O exemplo mais claro disso é o caso das Americanas (AMER3), antes listada no segmento especial de governança corporativa, a empresa é investigada por fraudes. Quando veio à tona o rombo, as ações despencaram de R$ 12,00 para R$ 2,72 e hoje estão cotadas a menos de R$1,00. “O Novo Mercado não impede fraudes contábeis. Esses eventos fazem com que o valor dos papéis caia de da noite para o dia, levando muitos investidores a perdas inestimáveis”, destaca Adilson Bolico, advogado especializado na defesa dos investidores minoritários e sócio da Mortari Bolico Advogados.

O especialista em governança corporativa, Roberto Gonzalez, lembra que foi justamente uma fraude que inspirou todo o avanço regulatório.

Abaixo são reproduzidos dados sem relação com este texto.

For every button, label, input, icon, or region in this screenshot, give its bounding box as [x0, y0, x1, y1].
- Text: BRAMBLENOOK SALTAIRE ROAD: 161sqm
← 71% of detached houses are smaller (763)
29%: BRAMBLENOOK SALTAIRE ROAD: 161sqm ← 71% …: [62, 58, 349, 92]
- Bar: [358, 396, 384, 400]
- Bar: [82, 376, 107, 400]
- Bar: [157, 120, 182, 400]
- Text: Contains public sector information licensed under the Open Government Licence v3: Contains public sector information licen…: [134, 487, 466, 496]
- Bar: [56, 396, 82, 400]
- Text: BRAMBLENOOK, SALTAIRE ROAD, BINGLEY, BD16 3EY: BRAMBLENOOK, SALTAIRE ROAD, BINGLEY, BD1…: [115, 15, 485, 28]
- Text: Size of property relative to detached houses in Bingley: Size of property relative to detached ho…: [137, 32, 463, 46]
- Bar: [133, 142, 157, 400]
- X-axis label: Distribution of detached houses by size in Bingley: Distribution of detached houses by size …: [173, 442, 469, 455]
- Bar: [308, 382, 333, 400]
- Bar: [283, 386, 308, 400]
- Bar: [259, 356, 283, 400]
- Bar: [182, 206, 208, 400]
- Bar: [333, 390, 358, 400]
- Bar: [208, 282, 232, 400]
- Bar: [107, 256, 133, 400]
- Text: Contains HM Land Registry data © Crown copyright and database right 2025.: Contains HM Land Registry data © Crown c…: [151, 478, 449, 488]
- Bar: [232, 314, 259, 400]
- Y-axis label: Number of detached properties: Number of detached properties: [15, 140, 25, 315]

“Como consequência da derrocada da Enron, em 2002, foi criada a lei Sarbanes-Oxley que aumentou a exigência de transparência corporativa, com o objetivo de evitar novos casos de crime e fraudes fiscais. O mercado brasileiro acompanhou o movimento do americano, e muitas mudanças ocorreram, principalmente através da autorregulação. No entanto, como se pode ver, o cerco não foi suficiente”, alerta.

Além de IRB e Americanas, muitos outros casos têm gerado perdas aos investidores, como o que ocorreu com a Eletromídia (ELMD3). Uma alteração-relâmpago do estatuto beneficiou a Globo, permitiu que o conglomerado de mídia aumentasse sua participação na empresa a toque de caixa, sem que os demais acionistas sequer soubessem os termos da transação anteriormente firmada com o acionista controlador.

“A medida privou investidores minoritários de vender os seus papéis com prêmio em relação ao preço de mercado”, diz Schweitzer.

Houve também o embate entre minoritários e a holding imobiliária Nexpe (NEXP3), antiga BR Brokers. Pouco antes de pedir recuperação judicial, a empresa levantou empréstimo junto a seu acionista controlador, o fundo Cerberus Capital Management, dando como garantia as quotas de participação na única empresa saudável do grupo – a Credimorar. Enquanto o controlador reservou a empresa saudável para si, os minoritários sofreram fortes perdas ao se deparar com uma empresa esvaziada.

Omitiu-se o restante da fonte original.